Prove that $\boldsymbol{v}^T\boldsymbol{A}^{-1}\boldsymbol{v}\boldsymbol{z}^T\boldsymbol{A}\boldsymbol{z} \ge (\boldsymbol{v}^T\boldsymbol{z})^2$

Question

I'm facing the following problem:

Prove that

$$ \boldsymbol{v}^\top\boldsymbol{A}^{-1}\boldsymbol{v}\boldsymbol{z}^\top\boldsymbol{A}\boldsymbol{z} \ge (\boldsymbol{v}^\top\boldsymbol{z})^2 $$

where $\boldsymbol{v},\boldsymbol{z} \in \mathbb{R}^n$ are unit vector ($||\boldsymbol{v}||=||\boldsymbol{z}||=1$) and $\boldsymbol{v}^\top\boldsymbol{z}>0$, $\boldsymbol{A}\in \mathbb{R}^{n \times n}$ is symmetric and positive definite.

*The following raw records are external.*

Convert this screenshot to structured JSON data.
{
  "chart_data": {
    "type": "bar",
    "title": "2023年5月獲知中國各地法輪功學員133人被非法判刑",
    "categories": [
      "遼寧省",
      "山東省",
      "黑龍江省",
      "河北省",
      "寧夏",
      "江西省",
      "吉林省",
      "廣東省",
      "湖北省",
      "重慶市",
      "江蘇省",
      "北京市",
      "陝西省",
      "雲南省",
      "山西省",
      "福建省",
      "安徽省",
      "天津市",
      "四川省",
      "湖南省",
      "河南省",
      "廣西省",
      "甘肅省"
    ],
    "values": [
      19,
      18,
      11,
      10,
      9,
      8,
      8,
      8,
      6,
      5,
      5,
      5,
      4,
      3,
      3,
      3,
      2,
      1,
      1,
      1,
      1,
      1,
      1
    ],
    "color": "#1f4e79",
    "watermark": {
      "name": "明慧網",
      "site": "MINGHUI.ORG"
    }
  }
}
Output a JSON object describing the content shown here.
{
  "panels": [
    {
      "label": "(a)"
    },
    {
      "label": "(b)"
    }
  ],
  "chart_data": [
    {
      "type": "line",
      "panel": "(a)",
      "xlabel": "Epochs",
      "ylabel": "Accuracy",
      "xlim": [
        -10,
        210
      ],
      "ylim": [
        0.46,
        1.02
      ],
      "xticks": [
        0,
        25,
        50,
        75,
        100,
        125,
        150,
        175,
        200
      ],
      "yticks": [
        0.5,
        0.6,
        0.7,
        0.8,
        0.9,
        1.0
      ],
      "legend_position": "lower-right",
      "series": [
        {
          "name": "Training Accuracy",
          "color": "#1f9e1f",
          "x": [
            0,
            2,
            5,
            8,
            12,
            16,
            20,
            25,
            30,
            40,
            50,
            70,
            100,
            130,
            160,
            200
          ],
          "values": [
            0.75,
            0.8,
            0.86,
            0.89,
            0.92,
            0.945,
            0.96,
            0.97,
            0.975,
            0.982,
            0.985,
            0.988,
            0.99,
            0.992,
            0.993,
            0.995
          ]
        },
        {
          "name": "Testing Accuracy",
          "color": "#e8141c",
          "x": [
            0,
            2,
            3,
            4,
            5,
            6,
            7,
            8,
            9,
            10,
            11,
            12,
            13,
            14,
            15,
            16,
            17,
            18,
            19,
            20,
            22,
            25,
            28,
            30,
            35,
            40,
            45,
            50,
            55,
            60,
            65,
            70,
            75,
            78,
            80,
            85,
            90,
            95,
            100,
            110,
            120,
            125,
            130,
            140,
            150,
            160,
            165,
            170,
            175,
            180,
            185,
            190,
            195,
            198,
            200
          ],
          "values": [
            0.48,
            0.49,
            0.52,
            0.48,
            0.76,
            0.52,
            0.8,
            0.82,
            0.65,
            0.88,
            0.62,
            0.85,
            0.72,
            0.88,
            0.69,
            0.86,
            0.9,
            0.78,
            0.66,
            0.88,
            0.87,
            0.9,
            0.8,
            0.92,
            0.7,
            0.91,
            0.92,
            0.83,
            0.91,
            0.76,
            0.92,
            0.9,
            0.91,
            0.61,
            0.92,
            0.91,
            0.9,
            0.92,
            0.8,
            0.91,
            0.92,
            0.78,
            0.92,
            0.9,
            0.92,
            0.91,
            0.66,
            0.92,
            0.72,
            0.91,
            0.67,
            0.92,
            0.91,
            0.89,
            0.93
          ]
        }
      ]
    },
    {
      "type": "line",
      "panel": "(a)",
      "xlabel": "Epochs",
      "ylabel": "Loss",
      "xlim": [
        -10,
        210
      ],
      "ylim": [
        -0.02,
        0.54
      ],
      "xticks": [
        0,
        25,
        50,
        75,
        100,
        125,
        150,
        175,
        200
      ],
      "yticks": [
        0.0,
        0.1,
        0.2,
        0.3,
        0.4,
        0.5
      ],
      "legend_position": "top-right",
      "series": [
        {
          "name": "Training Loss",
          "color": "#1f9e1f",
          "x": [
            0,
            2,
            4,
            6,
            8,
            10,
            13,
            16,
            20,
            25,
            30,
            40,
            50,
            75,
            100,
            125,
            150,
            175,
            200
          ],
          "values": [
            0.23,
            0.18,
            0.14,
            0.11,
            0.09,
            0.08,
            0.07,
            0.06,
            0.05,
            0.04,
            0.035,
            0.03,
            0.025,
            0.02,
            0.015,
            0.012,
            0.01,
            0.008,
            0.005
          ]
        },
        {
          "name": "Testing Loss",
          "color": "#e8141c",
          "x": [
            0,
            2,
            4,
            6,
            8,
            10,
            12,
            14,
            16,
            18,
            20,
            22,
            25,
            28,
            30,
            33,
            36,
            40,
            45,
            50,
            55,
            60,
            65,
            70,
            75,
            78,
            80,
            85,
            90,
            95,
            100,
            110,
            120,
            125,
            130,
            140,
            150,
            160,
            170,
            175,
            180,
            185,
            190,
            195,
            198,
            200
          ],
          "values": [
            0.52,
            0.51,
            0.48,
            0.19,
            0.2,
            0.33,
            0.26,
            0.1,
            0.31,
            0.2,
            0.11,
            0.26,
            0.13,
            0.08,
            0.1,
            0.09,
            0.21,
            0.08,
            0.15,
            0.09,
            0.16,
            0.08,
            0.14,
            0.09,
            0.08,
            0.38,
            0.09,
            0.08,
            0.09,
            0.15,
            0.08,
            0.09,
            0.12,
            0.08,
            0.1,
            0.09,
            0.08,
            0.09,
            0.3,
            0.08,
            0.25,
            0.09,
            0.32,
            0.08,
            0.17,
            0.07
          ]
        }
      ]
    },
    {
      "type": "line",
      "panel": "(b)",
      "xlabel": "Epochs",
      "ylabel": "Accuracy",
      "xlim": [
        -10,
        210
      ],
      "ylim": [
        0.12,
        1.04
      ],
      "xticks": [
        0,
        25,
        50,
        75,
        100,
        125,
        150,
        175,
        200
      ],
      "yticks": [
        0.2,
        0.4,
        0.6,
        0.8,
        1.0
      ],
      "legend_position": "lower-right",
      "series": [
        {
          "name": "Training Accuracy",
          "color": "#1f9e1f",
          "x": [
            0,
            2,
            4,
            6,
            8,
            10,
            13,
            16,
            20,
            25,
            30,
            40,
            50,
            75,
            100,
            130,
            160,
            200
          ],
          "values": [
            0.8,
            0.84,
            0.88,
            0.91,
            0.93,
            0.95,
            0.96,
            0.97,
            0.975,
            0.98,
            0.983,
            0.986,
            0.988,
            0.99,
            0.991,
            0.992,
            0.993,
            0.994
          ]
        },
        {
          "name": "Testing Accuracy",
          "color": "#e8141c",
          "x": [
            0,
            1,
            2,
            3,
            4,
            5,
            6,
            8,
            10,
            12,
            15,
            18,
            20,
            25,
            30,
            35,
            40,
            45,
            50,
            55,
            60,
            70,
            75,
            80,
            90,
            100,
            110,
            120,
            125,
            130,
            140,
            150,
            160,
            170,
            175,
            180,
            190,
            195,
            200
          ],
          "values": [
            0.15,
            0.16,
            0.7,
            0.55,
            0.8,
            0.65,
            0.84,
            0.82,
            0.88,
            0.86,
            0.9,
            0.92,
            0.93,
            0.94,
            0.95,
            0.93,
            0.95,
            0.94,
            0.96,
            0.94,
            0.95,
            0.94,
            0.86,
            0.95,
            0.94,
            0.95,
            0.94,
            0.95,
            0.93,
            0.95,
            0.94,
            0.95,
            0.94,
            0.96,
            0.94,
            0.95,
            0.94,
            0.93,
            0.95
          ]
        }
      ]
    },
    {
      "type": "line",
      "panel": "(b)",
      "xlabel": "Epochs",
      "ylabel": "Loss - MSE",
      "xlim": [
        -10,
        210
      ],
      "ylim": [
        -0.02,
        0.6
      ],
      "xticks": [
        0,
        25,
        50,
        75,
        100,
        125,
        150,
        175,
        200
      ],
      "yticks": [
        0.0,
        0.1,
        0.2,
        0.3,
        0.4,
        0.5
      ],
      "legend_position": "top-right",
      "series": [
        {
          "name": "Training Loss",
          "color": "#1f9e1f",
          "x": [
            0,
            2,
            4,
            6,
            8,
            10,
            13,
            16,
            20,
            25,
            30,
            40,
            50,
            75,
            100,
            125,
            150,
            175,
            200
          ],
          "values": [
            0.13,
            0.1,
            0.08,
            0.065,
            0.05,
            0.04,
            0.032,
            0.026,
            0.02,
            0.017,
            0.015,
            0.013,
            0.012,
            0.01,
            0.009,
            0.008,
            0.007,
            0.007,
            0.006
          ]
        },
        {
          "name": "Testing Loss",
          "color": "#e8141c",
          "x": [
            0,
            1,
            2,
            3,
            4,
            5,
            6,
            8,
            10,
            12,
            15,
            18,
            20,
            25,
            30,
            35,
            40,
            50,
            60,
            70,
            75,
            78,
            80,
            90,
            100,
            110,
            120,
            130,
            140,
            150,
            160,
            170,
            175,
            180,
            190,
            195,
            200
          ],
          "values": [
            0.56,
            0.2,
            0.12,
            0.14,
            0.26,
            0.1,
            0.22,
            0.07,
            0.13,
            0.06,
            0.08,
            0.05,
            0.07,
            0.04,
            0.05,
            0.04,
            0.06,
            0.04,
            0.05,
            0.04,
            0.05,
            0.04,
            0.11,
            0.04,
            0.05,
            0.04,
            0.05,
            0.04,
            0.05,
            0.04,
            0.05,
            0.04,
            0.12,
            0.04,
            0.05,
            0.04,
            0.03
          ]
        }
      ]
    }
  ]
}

I am reasonably sure that the assertion is true because I tested it numerically with a lot of random numbers. But I don't find a way to prove this. There exist any property that I can exploit?

If I am able to prove it in the restricted case $n=3$ and/or $\boldsymbol{A}$ diagonal, it is still fine for me. Obviously, it is nicer to have a more generic proof.

Answer 1

The identity that should be helpful here is the identity

$$\|I\|\leq \|A\|\cdot \|A^{-1}\|$$